Leafy greens can be eaten raw or cooked, but keep in mind that boiling cruciferous vegetables can cause some glucosinolates (cancer-fighting compounds) to leach into the water, so a quick steam or stir-fry is better.
To steam, chop washed, stemmed greens (kale, spinach, swiss chard, beet greens, collard greens, mustard greens, turnip greens) and steam for about 3 minutes, let cool and refrigerate for 3-5 days or freeze. These can be added to any dish (soups, pasta, stir fry, mashed potatoes, etc.). You can also add any raw or frozen greens to your dish toward the end of cooking. Once leafy greens are cooked, they shrink exponentially, so you can add more and more to your dishes over time as your palate adjusts. Freezing raw or steamed greens causes them to become brittle and they tend to break into smaller pieces, which makes it easy to “hide” in the dish.
Make a Green Smoothie
Spinach is one of the easiest dark greens to add to almost any dish, including fruit smoothies since it is quite sweet, and you hardly know it’s there! Again, start with a small handful of spinach, then add more each time. Kale is also great in smoothies, particularly baby kale or the darker lacinato kale.
Eat a large salad.
Start with spinach and romaine but try adding the other “lettuce” greens over time. Arugula makes a great accent to a salad or “bowl”.
Serve as a savory side.
Broccoli, cauliflower, Brussels sprouts and beets make great sides, especially with some balsamic vinegar or lemon or other spices. Make it fun!
Embellish wraps, burgers, or sandwiches with a leafy green such as arugula, kale, or spinach. Or use collard greens as the wrap.

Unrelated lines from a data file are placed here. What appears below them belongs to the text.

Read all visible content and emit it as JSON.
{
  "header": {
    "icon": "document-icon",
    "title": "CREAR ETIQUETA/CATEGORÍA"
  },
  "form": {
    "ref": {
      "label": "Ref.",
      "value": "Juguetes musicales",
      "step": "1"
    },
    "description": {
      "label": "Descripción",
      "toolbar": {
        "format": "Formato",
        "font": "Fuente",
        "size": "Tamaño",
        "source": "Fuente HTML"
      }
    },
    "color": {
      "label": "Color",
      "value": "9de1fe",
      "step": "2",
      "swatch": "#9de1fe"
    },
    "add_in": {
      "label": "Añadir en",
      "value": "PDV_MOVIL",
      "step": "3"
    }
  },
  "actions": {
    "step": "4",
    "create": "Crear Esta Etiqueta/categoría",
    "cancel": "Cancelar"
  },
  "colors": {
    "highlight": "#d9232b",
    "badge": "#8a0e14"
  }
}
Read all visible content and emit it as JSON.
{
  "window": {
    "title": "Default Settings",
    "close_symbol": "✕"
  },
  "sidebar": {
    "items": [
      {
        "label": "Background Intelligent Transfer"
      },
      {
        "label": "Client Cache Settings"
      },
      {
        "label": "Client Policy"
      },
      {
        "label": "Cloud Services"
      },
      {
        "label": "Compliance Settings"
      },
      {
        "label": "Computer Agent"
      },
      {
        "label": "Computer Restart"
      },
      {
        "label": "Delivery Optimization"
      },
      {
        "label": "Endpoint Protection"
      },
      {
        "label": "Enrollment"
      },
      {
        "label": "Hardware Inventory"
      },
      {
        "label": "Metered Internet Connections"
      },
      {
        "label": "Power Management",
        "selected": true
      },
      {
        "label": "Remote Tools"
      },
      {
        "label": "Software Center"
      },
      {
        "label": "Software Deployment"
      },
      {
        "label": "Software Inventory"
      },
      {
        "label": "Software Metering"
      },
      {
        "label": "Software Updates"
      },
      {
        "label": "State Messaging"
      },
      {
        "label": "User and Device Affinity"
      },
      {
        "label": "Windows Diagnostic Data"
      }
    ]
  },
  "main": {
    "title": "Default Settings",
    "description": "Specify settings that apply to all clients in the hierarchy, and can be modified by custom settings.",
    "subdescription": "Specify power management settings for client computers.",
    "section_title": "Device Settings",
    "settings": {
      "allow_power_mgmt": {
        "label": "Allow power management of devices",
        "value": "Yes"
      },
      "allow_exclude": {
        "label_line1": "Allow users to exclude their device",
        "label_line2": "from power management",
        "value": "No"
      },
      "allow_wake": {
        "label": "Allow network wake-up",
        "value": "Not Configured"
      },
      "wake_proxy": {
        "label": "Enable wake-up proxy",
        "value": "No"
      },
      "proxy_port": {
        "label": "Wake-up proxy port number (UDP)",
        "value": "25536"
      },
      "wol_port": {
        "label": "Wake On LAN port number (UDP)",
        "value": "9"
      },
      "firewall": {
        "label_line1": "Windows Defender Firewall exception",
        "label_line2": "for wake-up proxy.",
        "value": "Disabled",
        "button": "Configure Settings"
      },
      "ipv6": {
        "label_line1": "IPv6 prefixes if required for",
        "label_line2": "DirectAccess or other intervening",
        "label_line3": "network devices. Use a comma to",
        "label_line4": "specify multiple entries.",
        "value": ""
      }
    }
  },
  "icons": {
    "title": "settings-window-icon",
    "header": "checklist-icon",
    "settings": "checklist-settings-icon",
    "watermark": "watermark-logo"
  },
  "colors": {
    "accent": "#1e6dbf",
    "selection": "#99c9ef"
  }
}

Garnish any dish with chopped parsley or cilantro.
Snack on “cheesy” kale chips:
- 7 cups kale (dense, curly, fresh)
- 1 tsp paprika
- 1/4 cup nutritional yeast
- 2 tsp apple cider vinegar
- 1 tsp garlic salt
Rip kale into bite sized pieces and place in a bowl, along with the rest of the ingredients. Toss with your hands until covered, the spread out onto a baking sheet lined with a silicone mat or parchment paper. Bake @ 300F for 25 to 30 minutes until crispy. Store in airtight container.
There you have it–some easy ways to work more greens into your diet!